Instó a los sacerdotes a que “cada acción que realicemos, en adelante, nos preguntemos si está Jesús en el centro, porque ahí está la radical diferencia, entre lo hacíamos y lo que el Papa Francisco espera de cada uno de nosotros”.

Llamó, en tanto, “a estar profundamente unidos en oración, estar acompañando a las personas que sufren y tener claro que la verdad es siempre muy importante, porque es liberadora para las personas que sufren (…) La “escuela” del Cura de Ars nos deja una enseñanza para cada uno de nosotros y lo que pudiera parecer humilde o despreciable, sucede que a los ojos de Dios es lo más preciado”.

Testimonios

El padre Erwin Harnish, párroco de la parroquia Madre de Dios del sector de Pedro del Río Zañartu, en Concepción, manifestó que “reconociendo el ejemplo del Cura de Ars, en su tiempo, en nombre de Cristo, hizo tanto bien a tanta gente, es figura inspiradora para todos los sacerdotes, poder servir con humildad y sencillez, a nuestro pueblo y a nuestra gente; caminar junto con ellos y mantenerse muy unido al Señor y feliz de la vocación que Él nos regala, porque finalmente el llamado es de Él para servir, en nuestra realidad humana, con nuestras cualidades, aptitudes, y también con nuestras fragilidades”.

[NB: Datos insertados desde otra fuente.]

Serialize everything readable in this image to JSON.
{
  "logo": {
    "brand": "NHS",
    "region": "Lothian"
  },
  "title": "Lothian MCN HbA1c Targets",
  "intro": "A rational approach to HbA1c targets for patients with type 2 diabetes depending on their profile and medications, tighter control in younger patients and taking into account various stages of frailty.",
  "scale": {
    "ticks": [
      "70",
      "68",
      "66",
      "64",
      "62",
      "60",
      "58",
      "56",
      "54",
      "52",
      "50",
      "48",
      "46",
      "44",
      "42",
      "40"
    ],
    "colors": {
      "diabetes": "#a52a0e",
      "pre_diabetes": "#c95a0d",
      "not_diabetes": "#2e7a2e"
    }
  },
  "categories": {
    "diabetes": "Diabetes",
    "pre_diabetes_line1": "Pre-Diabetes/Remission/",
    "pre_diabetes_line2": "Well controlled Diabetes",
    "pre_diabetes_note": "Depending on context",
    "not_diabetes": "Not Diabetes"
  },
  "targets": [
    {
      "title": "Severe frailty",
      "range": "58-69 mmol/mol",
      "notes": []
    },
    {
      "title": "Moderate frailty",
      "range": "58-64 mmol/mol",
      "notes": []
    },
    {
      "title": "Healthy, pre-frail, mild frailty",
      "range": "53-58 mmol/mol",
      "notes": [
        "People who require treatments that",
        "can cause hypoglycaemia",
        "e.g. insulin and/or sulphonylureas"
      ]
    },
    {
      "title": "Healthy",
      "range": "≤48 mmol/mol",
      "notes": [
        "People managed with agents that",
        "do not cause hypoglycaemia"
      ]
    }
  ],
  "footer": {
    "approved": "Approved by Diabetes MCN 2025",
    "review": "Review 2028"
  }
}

El padre Francisco Osorio, párroco de la parroquia La Asunción, de Las Higueras, Talcahuano, expresó que “el santo Cura de Ars nos invita a volver a lo esencial y lo esencial, justamente es Jesucristo, que se manifiesta a través de la sencillez y a través del servicio abnegado a todas las personas. Hoy, tenemos mucho que aprender frente a los desafíos que nos toca vivir como Iglesia, a ser una Iglesia mucho más abierta, transparente y acogedora”.

Finalmente, el padre César Pedreros, párroco de la parroquia san Juan María Vianney, en Los Álamos, indicó que “servir en la humildad es la señal que nos deja el Santo Cura de Ars, ponernos a los pies de nuestro pueblo, ayudar a guiarlo y también, dejarse acompañar por él. El Cura de Ars siempre estuvo acompañado de personas en las celebraciones, en la eucaristía, en la obra de la Providencia y, por tanto, no podemos nosotros ejercer nuestro ministerio sin Cristo, en primer lugar, y sin nuestro pueblo de Dios”.